Some things such as the dig at the BBC and their overpaid staff was interesting especially as this was written before the BBC made these ridiculous salaries public knowledge.
It was an ok read and I finished it but it wasn't a book I looked forward to getting back to and I won't be looking for any more of his efforts to read in future.
Given the opportunity to read a novel by our present Prime Minister, I couldnt resist. However, I have to admit that I didnt quite know what to make of it.
Even in 2004 when the author was a mere MP it shows a canny knowledge of the actual building and some of the personnel of the House of Commons. It also, perhaps, betrays some of his feelings about some of the charactors he portrays here, with his desciptive dialogue. These touches of humour, I enjoyed.
The story itself may be a bit far-fetched but in all fairness it is subtitled A Comedy of Errors. I have to admit that the rapid changes among the scenes was a bit disorienting and maybe distractive but they certainly kept the story moving.
Of course the main political figures here were purely fictitious. At the date of publication George W Bush was the President and was almost midway through his tenure at the White House. However, I couldnt help thinking of someone else !
The reviewers who have slagged off this book are clearly suffering from an extreme version of BDS (Boris Derangement Syndrome.) The is in fact very, very funny. To have managed to write a comedy-thriller page turner is quite something. At the same time it combines high comedy with real pathos and an insight into the psyche of Islamic terrorists.
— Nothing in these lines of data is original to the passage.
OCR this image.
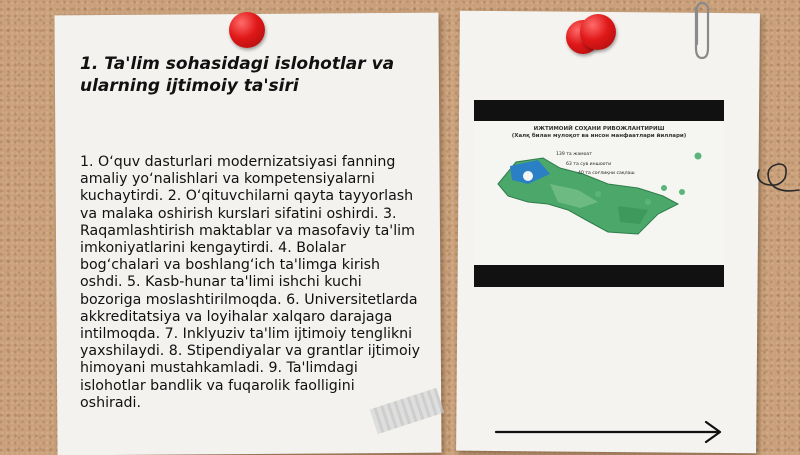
1. Ta'lim sohasidagi islohotlar va ularning ijtimoiy ta'siri
1. O‘quv dasturlari modernizatsiyasi fanning amaliy yo‘nalishlari va kompetensiyalarni kuchaytirdi. 2. O‘qituvchilarni qayta tayyorlash va malaka oshirish kurslari sifatini oshirdi. 3. Raqamlashtirish maktablar va masofaviy ta'lim imkoniyatlarini kengaytirdi. 4. Bolalar bog‘chalari va boshlang‘ich ta'limga kirish oshdi. 5. Kasb-hunar ta'limi ishchi kuchi bozoriga moslashtirilmoqda. 6. Universitetlarda akkreditatsiya va loyihalar xalqaro darajaga intilmoqda. 7. Inklyuziv ta'lim ijtimoiy tenglikni yaxshilaydi. 8. Stipendiyalar va grantlar ijtimoiy himoyani mustahkamladi. 9. Ta'limdagi islohotlar bandlik va fuqarolik faolligini oshiradi.
ИЖТИМОИЙ СОҲАНИ РИВОЖЛАНТИРИШ
(Халқ билан мулоқот ва инсон манфаатлари йиллари)
139 та жамоат
63 та сув иншооти
40 та соғлиқни сақлаш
Was it written in a hurry?
Probably. It reads a bit like that. It could have benefited from a little editing, but that is a trifling criticism. It would have meant that errors such as saying that baronetcies were awarded by Henry VIII whereas they were in fcat introduced by James I could have been eliminated, but then frankly who cares? It was a great read and a great romp with lots of genuinely laugh-out -loud moments.
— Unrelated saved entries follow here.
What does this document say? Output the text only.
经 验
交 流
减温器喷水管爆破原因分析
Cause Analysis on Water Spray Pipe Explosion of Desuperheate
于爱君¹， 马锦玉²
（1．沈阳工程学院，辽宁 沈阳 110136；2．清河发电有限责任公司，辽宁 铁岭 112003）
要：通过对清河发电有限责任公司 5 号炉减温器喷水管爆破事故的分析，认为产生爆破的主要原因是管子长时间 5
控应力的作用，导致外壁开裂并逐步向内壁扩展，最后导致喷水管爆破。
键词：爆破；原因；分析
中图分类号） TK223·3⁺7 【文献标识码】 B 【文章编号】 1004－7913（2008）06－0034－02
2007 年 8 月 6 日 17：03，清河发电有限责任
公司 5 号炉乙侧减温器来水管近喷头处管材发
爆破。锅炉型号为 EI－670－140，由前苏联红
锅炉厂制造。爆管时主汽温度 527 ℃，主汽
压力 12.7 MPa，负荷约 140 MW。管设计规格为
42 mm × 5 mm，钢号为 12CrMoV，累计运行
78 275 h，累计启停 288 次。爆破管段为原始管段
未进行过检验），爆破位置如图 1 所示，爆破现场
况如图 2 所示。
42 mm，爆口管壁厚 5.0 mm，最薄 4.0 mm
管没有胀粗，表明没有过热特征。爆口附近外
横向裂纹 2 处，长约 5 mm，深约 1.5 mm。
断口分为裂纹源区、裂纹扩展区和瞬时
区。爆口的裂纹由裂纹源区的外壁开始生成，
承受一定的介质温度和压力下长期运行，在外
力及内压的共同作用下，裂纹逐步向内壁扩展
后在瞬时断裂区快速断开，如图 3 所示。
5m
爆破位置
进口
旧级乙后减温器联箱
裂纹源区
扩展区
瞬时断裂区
So very Boris - lots of overblown language, semi-relevant interjections and a somewhat cynical view of the British public sector and the UK's 'special relationship' with the US. Frankly, it would have been a lot more readable with fewer characters (they did tend to get mixed up) and less verbage. I want to say that there could also be more character development, but the whole book took place over a period of about four hours, and how much can the characters develop in such a short space of time?
Very disappointing read. 72 Virgins could have been a good novel. Johnson clearly has strong literary ability but he just tries to be too clever and the result is a book that is difficult to read with episodes that don't quite work.
I saw comparisons to Wodehouse before i read this book. I guess my expectations were high and not fulfilled
An enjoyable read if only to further understand the humour of Boris Johnson. Witty to the extreme that only a Pom could come with yet contains details that an insider would be aware of. Obviously written prior to Boris holding any jobs of responsibility and is a wonderful tongue-in-cheek tale of what can term "sensitive-type" issues. Generated many a good chuckle.